Oh, spammers! Thanks for the much-needed giggles. Low-information spammers or best spam mail ever? You decide! In the meantime, other Twitter users offer up more contestants for the best spam email subject award:
Hmmm… it’s amazing that an email with the word “COCKZILLA” in the subject ended up in my spam folder. Good call spam filter.
— Nathan Hamiel (@nathanhamiel) August 5, 2013
Heh.
The Wall Street Journal’s James Taranto found a couple of doozies:
Spam subject line: "Literally chop your house payment in half." Since I pay online, I don't see how that's even possible.
— James Taranto (@jamestaranto) February 23, 2013
Spam subject line of the day: "HOTLINE: Switzerland – it's even more Swiss than you think"
— James Taranto (@jamestaranto) March 5, 2013
Strong contestants! Here are some others:
Spam email subject: INTERNAL MESSAGE FROM THE INSTIGATION DEPARTMENT
— Jason Imms ???? (@jasonimms) August 5, 2013
Spam email people: Just a thought but writing the word *Importent* in the subject line is a bit of a giveaway
— Annie West (@anniewestdotcom) August 5, 2013
Spam email subject line: Sleep with 6 girls in the next 6 days
— taryn (@tdduker) August 6, 2013
Best spam subject line tonight: "FREE ACCESS TO LOCAL SLUTS". Cracks me up every time I see it! #spam
— Andrea Kappler (@winelover64) August 6, 2013
Best spam subject line I've ever seen "SEXY REDIAL BIKINI". I now must form an all girls punk band of the same name.
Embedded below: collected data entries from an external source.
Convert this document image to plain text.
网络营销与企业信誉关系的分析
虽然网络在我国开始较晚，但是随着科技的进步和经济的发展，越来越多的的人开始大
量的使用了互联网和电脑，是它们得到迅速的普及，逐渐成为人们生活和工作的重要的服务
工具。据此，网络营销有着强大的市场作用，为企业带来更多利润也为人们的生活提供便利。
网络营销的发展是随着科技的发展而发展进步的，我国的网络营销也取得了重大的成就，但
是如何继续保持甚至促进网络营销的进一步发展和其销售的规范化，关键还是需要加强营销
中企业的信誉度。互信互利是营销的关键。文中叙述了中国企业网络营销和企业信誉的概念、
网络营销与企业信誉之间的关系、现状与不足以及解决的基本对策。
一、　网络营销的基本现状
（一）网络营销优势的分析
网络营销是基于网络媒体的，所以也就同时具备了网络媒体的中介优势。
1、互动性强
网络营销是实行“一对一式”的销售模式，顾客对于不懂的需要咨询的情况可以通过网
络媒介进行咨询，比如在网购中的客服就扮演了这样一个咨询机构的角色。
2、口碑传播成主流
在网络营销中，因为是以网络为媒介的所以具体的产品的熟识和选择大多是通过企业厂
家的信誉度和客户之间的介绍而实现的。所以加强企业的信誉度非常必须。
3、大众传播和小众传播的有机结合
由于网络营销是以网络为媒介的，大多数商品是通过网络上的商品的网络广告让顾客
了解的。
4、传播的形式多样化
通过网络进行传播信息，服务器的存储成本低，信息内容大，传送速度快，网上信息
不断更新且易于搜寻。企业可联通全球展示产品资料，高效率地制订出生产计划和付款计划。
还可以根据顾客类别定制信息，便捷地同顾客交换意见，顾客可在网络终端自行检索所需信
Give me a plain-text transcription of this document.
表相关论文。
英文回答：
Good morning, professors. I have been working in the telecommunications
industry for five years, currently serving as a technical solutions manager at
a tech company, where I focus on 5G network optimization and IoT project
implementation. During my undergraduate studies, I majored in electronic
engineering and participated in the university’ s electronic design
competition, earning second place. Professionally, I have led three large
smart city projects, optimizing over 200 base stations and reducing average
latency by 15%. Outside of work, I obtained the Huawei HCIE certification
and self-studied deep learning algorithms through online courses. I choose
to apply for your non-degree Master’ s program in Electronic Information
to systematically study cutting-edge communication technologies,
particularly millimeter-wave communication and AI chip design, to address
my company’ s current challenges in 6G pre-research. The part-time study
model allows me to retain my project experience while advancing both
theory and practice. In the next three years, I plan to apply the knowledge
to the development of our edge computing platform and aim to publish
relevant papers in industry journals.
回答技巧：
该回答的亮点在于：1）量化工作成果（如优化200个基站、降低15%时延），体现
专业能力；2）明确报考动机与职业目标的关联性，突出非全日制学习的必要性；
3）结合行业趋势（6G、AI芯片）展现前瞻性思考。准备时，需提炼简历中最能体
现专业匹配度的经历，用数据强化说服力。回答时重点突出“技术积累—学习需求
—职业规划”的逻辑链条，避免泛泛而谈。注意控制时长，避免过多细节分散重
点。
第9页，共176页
— Jessica Draper (@JessicaLDraper) August 6, 2013
Beautiful.
Just got a spam with the subject: "$1.27 in 17 hours interest you?" Would that interest ANYONE?
— Phil Kerpen (@kerpen) June 30, 2012
Snicker.
And an exit sign of the times.
https://twitter.com/BullionBaron/status/364240364372111361
Sigh. Spammers these days! Get off our lawn.